全体像を把握することがなかなか難しい作品だったが、その難解さの理由でもあり、かつこの作品の面白い部分が「同じ組織内ですら対立や独立がある」と言うことだろうか。CIA内部でいえば、本部長は副長官とは独立した指揮系統でスバーイ王子暗殺を目論むが、ボブが暗殺に失敗したことを副長官へ報告する本部長は素知らぬ様子でそのことを報告し、指示を仰ぐ。ボブの視点で物語を辿っているとボブ同様、誰の指示で動いているのか霧がかかったような状況になる。作品を見ている私たちにも誰かの思惑という霧に包まれる。この感覚が面白い。
ベネットとその上司であるホワイティングの関係は石油会社の合併調査のポジションだけかと思いきや、ホワイティングはその合併を推し進めること、そのために親米派の王子を立てることを目的とする黒幕だったというのも面白かった。ベネットの視点から見ているだけでは気づけない策略だ。
この複雑で、多層化された思惑は突きつめてしまうと「アメリカのために」だろう。CIA、石油会社、ホワイティング、そしてその全ての後ろにあるアメリカという国が、自己の利益を獲得するためにそれぞれを駒として使っている。
しかしその目論みはラストでワシームによる自爆テロで大損害を被ることになる。ワシームが石油会社の合併のせいで首になり、過激派とつるむことで引き起こされる大損害だ。それもアメリカ製の武器によって、というのが「ドラマ」でもあり、実際同じようにアメリカ自身が根源となって生み出すテロリズムの「ノンフィクション」なのだろうと思った。
一方でブライアンとワシームは被害者でもあり、加害者という役割なのかもしれない。両者に共通するのは「生活」という要素だろう。
ブライアンはプールの感電事故で息子を失った。それによる家族との不和も含め、中東の世界に踏み込んだことで(偶然であれ)自身の「生活」に被害を被っている。ただ、アメリカを間に通さないパイプラインをスバーイ王子へ提言したことはスバーイ王子殺害を決定づける提言だったのではないだろうか(スバーイ王子が親中思想が元からあったというのも大きいが)。
ワシームはわかりやすい。職を失う、つまり生活に危機という被害を被り、持て余す時間のなかで過激派組織の人間と関わりを持つ。最終的には石油会社を攻撃する加害者へと生まれ変わってしまった。
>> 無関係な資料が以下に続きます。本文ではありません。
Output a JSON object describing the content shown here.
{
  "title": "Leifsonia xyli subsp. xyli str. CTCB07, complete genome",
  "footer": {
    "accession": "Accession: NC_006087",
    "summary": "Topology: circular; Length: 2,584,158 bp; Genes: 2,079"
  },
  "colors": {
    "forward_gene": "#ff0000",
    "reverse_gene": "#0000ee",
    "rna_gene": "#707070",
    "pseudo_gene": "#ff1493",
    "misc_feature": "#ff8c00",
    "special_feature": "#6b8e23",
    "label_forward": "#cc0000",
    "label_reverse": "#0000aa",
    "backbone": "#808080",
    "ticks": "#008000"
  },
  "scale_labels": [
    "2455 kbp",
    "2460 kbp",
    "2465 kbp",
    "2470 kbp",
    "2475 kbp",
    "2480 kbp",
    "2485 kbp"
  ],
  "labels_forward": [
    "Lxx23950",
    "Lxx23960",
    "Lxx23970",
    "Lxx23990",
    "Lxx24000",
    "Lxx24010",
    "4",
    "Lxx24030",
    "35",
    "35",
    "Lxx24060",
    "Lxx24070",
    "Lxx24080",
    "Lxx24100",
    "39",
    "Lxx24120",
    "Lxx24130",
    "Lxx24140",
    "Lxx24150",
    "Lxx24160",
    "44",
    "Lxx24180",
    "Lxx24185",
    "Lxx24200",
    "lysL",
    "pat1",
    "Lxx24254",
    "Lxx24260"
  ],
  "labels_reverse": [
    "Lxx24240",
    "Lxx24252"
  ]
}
アメリカと関わりが薄い人物でさえもアメリカが引き起こす中東の勢力争いに巻き込まれてしまう。その象徴たる人物がこの2人なのだと感じた。
本作の監督であるスティーヴン・ギャガンはワシントンポストで『シリアナ』という言葉を「自らの欲求に合うようあらゆる地域を作り変えたいという、人の永遠の希望を表す偉大な言葉」と話したのだとか。
誰かが欲求通りの世界を追い求めた結果、その代償を負わされる誰かも必ずどこかに存在する…群像劇として登場人物の繋がりが特徴的な本作を題するに相応しい言葉だ。